Kürtlerin özgürlük hayallerini boğanlar Kürtlere tek ve korkunç bir yol bırakıyor! O da Kürtlerin hiç istemedikleri bir anlayış ile işbirliği yapmalarına zorla itilmesidir!

 

Kürtlerin özü kesinlikle bugünkü DAİŞ anlayış ve pratiğinin karşıtlığıdır. Peki bunun daha insani bir akımı gelişemez mi? Kürtler, DAİŞ Musul’u aldığında işbirliği yapıp, onları kötü pratikten uzaklaştırmış olsaydı ne olurdu?

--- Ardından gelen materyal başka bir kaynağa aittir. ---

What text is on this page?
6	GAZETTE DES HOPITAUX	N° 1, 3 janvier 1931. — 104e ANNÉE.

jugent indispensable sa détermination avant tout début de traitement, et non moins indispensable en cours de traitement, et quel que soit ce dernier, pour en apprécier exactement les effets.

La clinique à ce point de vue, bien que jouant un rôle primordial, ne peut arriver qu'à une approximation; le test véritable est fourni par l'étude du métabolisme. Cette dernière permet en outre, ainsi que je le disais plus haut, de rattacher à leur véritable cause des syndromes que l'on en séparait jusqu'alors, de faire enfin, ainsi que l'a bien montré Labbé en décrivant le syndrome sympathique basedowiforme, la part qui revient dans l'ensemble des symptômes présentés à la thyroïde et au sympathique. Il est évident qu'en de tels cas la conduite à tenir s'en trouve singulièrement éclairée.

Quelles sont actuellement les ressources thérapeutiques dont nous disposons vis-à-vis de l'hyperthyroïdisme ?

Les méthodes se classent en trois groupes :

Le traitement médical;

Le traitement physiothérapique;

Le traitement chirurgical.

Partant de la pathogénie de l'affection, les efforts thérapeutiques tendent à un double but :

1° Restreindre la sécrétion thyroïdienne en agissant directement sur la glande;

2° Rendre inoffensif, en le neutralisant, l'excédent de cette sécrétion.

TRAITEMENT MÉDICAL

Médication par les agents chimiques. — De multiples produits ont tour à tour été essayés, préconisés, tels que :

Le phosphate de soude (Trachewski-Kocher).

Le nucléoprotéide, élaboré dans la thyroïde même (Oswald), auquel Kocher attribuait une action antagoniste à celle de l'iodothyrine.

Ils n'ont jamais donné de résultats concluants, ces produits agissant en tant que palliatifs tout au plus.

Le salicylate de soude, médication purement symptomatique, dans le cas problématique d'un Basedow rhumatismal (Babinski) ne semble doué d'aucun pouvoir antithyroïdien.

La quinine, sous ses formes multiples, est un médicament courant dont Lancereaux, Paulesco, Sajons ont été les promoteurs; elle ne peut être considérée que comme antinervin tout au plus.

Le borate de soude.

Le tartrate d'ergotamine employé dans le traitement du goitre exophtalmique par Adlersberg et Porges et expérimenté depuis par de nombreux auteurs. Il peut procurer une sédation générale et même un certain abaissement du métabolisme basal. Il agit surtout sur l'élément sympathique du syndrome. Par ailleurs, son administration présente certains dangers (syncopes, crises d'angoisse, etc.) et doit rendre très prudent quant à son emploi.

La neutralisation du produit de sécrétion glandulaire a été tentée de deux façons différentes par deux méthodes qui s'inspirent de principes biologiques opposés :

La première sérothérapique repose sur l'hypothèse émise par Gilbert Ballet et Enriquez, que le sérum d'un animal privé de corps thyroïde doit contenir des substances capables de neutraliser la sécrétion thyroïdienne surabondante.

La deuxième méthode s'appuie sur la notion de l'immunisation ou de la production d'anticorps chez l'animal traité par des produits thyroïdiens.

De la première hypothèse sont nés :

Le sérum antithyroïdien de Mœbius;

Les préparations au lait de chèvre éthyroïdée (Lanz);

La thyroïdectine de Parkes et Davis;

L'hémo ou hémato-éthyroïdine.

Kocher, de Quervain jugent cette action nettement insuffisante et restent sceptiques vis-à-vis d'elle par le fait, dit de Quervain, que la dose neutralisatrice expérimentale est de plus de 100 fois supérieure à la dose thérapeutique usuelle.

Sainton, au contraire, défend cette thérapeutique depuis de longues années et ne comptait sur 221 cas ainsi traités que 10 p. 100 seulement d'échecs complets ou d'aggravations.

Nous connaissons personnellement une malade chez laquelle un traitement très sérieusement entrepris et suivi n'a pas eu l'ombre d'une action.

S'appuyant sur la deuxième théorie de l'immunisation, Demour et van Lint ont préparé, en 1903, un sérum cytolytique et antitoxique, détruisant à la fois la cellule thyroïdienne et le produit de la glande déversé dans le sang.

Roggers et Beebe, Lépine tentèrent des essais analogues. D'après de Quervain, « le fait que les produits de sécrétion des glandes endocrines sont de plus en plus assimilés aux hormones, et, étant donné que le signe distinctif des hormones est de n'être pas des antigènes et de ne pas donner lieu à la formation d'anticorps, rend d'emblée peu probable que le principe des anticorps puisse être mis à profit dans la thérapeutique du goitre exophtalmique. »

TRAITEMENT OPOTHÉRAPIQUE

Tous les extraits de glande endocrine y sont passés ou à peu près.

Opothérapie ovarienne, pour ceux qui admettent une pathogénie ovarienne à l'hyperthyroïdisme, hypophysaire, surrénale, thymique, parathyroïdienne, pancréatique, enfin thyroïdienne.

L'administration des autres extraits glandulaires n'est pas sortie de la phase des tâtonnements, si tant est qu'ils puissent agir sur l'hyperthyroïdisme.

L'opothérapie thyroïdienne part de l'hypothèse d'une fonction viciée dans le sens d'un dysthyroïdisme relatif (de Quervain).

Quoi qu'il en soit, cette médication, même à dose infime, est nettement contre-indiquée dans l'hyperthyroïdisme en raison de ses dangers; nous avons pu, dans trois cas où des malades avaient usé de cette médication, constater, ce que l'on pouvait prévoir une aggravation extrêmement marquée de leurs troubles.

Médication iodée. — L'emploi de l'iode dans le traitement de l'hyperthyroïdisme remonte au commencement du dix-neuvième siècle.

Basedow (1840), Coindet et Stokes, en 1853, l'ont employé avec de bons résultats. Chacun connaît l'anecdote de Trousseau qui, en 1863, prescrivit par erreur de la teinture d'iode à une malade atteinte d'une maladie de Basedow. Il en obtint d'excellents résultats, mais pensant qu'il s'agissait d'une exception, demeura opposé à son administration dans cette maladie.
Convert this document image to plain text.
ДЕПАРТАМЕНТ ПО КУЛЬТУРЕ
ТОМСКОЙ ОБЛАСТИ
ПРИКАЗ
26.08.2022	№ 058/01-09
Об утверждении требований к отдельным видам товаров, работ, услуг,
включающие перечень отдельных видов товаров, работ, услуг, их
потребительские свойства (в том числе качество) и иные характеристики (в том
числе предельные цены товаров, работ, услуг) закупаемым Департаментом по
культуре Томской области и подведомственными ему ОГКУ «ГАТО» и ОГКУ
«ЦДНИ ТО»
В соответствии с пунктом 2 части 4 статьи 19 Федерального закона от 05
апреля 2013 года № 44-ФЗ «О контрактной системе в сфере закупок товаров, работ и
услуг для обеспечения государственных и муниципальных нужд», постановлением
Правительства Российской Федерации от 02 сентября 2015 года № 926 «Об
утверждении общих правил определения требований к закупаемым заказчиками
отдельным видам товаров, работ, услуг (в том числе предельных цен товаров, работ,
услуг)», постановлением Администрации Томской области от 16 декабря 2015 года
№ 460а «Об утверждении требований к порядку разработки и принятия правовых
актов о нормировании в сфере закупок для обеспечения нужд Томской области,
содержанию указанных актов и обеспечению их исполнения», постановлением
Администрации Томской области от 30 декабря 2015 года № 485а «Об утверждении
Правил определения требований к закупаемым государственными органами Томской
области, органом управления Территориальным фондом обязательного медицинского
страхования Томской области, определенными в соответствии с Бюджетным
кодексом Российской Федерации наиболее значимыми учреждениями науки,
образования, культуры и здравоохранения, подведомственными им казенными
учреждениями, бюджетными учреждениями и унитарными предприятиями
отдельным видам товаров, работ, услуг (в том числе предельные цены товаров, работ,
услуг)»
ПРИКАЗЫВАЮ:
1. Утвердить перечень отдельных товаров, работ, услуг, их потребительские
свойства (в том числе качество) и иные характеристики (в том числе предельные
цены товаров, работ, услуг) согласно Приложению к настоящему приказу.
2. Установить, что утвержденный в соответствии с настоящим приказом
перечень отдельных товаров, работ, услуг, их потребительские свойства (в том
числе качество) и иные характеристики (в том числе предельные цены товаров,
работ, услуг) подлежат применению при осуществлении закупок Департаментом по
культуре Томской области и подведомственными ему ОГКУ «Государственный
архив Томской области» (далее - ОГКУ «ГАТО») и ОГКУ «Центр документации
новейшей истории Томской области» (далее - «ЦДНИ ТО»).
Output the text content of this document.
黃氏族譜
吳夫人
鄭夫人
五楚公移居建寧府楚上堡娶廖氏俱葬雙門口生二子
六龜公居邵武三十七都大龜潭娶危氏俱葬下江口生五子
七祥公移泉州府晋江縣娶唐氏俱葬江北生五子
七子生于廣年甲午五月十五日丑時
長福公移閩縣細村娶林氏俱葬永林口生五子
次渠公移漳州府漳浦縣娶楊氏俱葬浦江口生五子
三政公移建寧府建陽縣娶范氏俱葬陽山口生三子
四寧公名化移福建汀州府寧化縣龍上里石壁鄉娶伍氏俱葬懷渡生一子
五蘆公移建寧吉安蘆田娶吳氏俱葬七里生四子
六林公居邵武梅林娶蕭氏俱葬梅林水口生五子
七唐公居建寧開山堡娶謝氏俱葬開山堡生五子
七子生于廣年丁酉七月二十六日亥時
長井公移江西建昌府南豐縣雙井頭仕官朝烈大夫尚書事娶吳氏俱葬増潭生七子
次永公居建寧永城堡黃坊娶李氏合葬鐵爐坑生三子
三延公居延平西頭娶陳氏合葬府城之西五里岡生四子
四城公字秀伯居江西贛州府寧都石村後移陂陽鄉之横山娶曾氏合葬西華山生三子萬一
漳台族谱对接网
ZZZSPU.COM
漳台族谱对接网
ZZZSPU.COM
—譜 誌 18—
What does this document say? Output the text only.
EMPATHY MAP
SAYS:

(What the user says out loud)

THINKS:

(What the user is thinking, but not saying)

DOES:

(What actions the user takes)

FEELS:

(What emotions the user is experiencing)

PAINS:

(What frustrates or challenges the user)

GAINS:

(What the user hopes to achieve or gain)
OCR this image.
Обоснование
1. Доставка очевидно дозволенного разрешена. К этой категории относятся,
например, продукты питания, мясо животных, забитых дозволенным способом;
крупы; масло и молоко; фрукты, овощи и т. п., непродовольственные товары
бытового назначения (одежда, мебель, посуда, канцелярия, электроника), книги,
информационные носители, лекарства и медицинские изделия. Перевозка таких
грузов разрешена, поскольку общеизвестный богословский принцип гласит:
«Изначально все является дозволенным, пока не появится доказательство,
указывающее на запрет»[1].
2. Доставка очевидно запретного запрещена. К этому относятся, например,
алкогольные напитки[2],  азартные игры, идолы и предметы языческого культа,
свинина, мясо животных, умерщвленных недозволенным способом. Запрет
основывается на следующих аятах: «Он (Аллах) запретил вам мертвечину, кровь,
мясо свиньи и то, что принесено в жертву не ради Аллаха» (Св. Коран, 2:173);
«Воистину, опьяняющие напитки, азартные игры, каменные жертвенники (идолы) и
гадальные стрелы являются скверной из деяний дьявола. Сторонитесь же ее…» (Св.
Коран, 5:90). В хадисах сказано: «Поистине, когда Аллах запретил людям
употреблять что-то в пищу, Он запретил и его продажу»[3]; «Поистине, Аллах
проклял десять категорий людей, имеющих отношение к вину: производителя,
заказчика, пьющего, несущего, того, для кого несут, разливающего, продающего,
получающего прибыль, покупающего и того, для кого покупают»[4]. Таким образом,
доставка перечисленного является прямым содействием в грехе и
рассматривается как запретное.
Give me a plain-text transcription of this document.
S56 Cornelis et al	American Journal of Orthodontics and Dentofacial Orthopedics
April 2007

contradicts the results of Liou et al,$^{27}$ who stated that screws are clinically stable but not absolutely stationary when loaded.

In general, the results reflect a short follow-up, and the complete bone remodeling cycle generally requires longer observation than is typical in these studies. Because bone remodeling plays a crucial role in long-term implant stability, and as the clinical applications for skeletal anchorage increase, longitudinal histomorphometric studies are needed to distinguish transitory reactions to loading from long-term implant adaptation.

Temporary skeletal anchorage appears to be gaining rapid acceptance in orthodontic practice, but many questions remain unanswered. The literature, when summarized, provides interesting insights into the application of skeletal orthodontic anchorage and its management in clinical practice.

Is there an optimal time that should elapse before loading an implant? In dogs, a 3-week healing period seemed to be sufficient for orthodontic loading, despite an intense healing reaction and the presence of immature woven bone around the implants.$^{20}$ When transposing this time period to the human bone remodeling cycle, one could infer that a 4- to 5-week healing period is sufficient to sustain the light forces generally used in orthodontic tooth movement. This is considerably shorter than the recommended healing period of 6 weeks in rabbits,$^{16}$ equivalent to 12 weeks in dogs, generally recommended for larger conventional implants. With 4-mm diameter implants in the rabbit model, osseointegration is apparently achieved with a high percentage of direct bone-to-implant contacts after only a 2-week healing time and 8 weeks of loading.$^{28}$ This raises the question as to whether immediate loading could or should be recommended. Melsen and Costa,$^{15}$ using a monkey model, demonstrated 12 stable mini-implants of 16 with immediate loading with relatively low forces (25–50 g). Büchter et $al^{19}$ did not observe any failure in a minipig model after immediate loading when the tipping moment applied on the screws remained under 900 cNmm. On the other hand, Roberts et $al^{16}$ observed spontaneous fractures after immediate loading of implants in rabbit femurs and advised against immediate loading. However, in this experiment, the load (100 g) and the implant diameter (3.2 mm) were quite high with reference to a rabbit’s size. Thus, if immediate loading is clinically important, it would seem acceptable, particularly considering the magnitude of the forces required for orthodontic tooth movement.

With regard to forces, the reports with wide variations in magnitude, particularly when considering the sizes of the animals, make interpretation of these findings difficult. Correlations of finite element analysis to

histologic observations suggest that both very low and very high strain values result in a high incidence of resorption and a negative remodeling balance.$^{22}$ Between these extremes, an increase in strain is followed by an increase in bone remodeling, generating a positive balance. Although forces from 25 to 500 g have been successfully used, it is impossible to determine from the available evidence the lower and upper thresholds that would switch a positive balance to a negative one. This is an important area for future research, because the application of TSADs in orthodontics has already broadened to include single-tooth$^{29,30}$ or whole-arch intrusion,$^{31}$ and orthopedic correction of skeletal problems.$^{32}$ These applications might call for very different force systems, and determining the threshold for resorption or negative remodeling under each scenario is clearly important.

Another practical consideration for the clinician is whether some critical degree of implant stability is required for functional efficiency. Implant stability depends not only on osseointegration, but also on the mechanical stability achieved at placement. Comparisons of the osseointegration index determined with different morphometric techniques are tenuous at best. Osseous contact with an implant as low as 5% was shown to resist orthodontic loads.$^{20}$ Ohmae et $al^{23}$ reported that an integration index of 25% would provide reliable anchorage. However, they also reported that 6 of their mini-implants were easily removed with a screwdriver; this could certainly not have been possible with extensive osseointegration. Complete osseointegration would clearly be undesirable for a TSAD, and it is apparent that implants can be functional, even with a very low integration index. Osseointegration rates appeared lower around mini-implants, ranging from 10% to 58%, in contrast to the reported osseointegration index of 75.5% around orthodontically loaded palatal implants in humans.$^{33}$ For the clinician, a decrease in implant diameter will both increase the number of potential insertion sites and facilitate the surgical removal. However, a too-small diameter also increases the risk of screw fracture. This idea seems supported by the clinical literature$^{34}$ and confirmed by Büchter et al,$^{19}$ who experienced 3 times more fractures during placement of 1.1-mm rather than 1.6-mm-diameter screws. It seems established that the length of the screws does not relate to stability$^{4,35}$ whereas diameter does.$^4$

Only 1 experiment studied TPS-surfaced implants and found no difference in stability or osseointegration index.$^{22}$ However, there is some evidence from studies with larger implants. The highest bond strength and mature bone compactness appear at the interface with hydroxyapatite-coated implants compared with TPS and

Belki onları insanlık dışı pratikten uzaklaştırmak zordu ama bundan sonra pratiği aynı olmayan gelişebilecek böylesi bir hareket içinde Kürtler de yer alsalar ne olur? 50 milyonluk savaşçı, kahraman bir gücün, gözü kapalı ölüme giden bir güç ile işbirliğini düşünün!? En azından şu olur: Batı dünyasından bütün umutlarını kesen, hatta kin besleyen, yürekleri vatan hayali ile atan gençler nasıl bir yola girecek? Onlar için DAİŞ benzeri radikal bir örgüt umut kapısı olmayacak mı? Kürtler içinde filizlenen bu akım güçlenmeyecek mi? Taliban önünde diz çökenler o zaman ne yapacak?

 

Özgürlük hayalleri tamamıyla bastırılmış Kürt gençlerinin yeni arayışlara gireceklerine, yeni ve acımasız örgütler yaratacaklarından kimsenin kuşkusu olmasın. Ve en korkuncu da kontrol edilemeyecek kadar delirirlerse ne olacak? Bunun da tek sorumlusu onları buna iten Batı ve onların çıkarcı ruhu olacaktır.

 

Kısacası, Kürtler DAİŞ gibi insanlık düşmanı bir oluşumla işbirliği yapmayacaklardır ama öfkelidir! Başka bir versiyonu ile işbirliği potansiyeli her zaman mevcuttur…

Yazı daha önce Yeni Özgür Politika’da yayınlandı.